Madison Community Foundation awarded two gifts to Madison Public Library Foundation in the last year to support collection items for elderly library patrons. 

The organization gave the foundation $5,000 from the Edna Walker Fund for the Elderly — a field of interest fund held at MCF — to purchase memory kits for people with dementia and Alzheimer’s disease, and large-print materials, which serve both older adults and others with limited vision.

MCF also gave the foundation a $3,000 grant from the Charles Hathaway Trust, another field of interest fund held at MCF, to support the purchase of eBooks and audiobooks for seniors. The library will be purchasing those items this fall.

There are 18 memory kits total, with the following themes: Spring, Summer, Autumn, Winter, Dogs, Cats, Farm, Great Outdoors, and Patriotic. Each kit contains a library-friendly hard-shell case containing:

  • one DVD with multiple slide shows to use on its own, or in coordination with the photo cards and activity cards
  • 32 double sided photo cards (64 photos total)
  • eight double-sided activity cards (16 activities total)

Mary Fahndrich, a Community Engagement Librarian in charge of Home Service and Social Services, said the memory kits are being circulated through the library’s Home Service program, which serves older adults as well as differently abled adults. 

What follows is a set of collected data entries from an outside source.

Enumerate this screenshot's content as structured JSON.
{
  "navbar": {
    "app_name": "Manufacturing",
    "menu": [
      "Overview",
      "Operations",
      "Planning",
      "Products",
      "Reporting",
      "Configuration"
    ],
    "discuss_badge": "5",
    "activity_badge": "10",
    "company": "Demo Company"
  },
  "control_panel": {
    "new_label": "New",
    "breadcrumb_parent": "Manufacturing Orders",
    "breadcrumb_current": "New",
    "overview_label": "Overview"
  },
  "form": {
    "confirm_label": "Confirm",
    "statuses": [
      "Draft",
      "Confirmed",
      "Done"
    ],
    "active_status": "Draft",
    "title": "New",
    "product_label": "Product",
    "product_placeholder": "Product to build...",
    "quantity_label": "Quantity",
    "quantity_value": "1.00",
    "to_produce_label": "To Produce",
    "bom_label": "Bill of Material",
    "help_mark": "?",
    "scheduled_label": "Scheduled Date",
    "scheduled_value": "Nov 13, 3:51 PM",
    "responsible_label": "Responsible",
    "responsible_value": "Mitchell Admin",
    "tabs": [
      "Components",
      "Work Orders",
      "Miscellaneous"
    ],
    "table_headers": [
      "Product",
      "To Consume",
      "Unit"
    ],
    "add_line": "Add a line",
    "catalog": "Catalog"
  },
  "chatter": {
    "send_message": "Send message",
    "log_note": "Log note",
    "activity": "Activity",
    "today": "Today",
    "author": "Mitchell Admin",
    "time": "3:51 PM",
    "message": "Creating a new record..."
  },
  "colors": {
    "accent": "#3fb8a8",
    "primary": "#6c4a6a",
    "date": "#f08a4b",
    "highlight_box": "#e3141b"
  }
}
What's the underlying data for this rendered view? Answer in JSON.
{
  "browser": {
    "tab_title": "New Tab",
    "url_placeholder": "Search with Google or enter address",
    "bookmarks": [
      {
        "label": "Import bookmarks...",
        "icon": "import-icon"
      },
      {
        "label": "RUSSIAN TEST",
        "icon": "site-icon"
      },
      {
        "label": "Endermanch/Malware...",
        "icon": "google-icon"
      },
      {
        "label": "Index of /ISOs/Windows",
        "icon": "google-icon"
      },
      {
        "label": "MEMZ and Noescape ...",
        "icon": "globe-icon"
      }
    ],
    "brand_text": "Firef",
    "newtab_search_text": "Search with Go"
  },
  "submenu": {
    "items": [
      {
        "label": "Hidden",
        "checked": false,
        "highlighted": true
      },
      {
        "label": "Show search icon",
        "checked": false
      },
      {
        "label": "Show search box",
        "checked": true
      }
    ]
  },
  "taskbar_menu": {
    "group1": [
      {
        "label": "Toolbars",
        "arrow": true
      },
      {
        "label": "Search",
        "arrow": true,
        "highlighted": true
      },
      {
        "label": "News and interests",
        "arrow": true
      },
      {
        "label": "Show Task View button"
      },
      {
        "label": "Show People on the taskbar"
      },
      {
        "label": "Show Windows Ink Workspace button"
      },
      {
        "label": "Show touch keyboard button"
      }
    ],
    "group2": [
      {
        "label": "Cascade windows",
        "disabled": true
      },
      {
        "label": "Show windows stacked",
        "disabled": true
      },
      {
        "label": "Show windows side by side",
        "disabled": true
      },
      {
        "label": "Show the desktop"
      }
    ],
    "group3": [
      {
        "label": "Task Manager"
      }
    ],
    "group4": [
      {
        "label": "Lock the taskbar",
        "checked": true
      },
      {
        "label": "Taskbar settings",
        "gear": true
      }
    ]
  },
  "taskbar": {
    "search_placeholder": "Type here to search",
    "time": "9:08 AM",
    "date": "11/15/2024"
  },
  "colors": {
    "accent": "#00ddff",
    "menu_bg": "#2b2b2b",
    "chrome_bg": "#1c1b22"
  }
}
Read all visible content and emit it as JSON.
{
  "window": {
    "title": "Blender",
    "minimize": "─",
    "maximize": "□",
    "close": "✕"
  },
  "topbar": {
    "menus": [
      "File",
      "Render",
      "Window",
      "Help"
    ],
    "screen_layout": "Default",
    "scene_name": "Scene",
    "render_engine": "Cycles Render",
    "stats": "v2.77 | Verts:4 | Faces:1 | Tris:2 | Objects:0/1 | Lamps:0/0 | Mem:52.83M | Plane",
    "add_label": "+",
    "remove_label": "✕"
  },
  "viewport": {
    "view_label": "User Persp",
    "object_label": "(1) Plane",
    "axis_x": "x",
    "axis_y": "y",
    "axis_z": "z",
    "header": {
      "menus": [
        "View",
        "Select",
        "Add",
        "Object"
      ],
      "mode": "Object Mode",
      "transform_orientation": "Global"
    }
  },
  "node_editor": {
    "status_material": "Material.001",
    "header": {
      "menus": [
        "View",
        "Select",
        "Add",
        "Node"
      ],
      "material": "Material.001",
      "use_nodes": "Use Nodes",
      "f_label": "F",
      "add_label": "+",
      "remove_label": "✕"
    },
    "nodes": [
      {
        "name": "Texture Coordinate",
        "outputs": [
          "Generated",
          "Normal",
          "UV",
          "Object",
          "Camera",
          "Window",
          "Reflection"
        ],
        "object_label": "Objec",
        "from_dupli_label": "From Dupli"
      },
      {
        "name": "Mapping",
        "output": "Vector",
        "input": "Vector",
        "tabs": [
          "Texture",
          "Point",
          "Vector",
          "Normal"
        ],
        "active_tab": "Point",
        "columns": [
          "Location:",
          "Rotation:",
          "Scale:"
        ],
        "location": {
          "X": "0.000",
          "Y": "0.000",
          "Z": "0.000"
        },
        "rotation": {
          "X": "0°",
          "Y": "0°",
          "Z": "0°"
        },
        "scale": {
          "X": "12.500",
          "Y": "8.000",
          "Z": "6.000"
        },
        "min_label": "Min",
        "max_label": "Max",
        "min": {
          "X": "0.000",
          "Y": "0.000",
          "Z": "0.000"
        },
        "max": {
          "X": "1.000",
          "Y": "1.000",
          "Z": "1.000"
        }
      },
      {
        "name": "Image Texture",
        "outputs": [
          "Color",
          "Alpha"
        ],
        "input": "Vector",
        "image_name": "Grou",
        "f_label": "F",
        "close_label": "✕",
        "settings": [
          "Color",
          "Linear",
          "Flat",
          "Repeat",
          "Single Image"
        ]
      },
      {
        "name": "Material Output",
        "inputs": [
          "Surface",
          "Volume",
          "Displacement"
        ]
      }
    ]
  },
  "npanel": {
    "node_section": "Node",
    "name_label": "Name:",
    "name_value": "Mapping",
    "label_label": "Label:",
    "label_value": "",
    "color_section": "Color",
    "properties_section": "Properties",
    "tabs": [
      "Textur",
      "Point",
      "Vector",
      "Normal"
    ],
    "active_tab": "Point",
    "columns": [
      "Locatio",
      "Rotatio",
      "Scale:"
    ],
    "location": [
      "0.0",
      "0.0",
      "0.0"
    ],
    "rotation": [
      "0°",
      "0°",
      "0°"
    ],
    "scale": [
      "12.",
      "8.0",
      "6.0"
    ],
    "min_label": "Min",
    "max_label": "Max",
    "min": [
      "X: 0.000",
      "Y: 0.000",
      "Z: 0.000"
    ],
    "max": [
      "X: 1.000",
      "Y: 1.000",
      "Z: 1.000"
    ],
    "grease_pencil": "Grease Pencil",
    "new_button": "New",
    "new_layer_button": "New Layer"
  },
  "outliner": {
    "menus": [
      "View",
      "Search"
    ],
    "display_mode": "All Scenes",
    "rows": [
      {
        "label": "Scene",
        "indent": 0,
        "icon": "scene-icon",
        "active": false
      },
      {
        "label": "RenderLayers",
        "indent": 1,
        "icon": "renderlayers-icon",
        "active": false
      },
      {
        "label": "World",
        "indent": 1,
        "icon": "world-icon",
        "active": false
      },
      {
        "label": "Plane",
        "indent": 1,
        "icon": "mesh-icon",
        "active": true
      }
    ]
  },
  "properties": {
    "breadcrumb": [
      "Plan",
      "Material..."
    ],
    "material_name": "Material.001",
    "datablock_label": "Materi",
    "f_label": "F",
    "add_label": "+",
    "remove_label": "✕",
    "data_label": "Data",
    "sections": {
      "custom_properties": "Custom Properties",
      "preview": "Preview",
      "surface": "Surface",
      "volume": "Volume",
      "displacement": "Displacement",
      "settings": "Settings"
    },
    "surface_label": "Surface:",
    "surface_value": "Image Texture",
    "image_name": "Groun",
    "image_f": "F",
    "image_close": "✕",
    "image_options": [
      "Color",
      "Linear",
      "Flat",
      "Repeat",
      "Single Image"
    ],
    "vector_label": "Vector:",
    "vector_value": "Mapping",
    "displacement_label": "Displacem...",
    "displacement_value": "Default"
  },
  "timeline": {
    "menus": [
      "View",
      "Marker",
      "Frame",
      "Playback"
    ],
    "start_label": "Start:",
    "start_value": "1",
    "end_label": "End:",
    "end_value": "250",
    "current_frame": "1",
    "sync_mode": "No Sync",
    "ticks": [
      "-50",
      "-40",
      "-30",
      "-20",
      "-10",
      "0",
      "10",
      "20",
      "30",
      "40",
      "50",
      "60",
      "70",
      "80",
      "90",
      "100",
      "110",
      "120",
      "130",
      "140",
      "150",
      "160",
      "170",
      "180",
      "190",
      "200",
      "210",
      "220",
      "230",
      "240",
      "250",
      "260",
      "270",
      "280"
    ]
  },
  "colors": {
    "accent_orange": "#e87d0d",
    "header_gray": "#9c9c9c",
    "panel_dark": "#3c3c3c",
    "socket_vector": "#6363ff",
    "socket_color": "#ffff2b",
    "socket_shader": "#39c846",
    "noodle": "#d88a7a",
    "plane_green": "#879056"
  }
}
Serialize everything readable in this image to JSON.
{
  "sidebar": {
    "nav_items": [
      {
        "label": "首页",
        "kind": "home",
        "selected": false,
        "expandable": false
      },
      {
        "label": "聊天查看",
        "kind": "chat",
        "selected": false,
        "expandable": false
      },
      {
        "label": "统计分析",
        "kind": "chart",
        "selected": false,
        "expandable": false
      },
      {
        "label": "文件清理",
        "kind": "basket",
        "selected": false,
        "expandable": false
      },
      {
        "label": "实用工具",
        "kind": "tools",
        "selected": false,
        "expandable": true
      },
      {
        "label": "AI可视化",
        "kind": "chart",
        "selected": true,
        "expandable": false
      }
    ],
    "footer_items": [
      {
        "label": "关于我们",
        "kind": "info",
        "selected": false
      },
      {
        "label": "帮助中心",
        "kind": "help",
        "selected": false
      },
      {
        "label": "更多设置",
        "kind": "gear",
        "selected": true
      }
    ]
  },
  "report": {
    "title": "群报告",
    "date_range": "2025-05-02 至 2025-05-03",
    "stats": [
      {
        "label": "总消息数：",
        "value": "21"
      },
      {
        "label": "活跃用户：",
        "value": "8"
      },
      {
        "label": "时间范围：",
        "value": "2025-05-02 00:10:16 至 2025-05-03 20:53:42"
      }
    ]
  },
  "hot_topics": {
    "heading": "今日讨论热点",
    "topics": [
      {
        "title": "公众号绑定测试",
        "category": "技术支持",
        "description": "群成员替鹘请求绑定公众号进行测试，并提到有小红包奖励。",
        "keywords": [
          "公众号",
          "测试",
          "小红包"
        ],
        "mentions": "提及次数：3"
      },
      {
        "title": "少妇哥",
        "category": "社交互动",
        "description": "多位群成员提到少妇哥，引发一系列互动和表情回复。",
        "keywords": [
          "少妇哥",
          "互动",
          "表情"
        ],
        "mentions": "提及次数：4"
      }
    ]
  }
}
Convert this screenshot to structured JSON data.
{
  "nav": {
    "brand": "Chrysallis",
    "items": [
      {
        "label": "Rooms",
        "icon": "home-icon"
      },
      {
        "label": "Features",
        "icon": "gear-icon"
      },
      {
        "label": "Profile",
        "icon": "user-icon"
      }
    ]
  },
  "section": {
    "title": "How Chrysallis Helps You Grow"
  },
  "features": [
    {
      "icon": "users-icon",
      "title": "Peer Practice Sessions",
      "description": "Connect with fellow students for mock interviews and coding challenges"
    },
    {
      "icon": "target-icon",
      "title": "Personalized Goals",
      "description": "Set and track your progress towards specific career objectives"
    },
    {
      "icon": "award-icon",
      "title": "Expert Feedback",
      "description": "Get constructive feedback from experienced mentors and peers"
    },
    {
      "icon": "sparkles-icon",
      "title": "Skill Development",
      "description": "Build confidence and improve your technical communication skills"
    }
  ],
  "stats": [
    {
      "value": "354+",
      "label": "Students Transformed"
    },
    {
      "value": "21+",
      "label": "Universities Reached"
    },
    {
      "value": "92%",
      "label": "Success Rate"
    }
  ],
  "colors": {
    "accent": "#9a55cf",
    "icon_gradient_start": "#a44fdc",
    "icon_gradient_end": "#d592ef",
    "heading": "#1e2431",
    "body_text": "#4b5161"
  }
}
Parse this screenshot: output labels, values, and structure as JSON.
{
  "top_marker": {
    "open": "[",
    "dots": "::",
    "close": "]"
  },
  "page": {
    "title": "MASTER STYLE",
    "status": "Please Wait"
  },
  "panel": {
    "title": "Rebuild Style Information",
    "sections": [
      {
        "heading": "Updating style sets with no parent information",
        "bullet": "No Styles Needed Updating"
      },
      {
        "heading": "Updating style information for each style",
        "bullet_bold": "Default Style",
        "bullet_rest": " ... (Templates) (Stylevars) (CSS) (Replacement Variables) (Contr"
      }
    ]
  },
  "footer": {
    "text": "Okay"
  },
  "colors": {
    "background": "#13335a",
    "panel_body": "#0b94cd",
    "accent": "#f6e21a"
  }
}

Fahndrich said the library was able to purchase 150 large-print books with the Edna Walker Fund dollars. “I worked with our fiction selector to focus on authors of color and in-demand titles,” she said. “They are all in circulation to individual patrons and Home Service facilities — an obvious sign of money well spent!”

The library offers a variety of programs to serve seniors and others who are homebound. The Home Service program allows library staff to manage elderly patrons’ accounts, place holds, select materials and complete checkouts. In the Facility program, library staff distribute materials to various group housing facilities such as nursing homes, assisted living centers and retirement communities. And there are individualized Home Service programs that offer heavy library material users a personal bag of materials.

There is also a mail program for blind and visually impaired patrons that allows for free shipping of large-print books and audiobooks. 

Recent comments from Home Service patrons include:

“This is a lifeline to me.”

“Opening the door to see all those books gives me a joyful feeling!”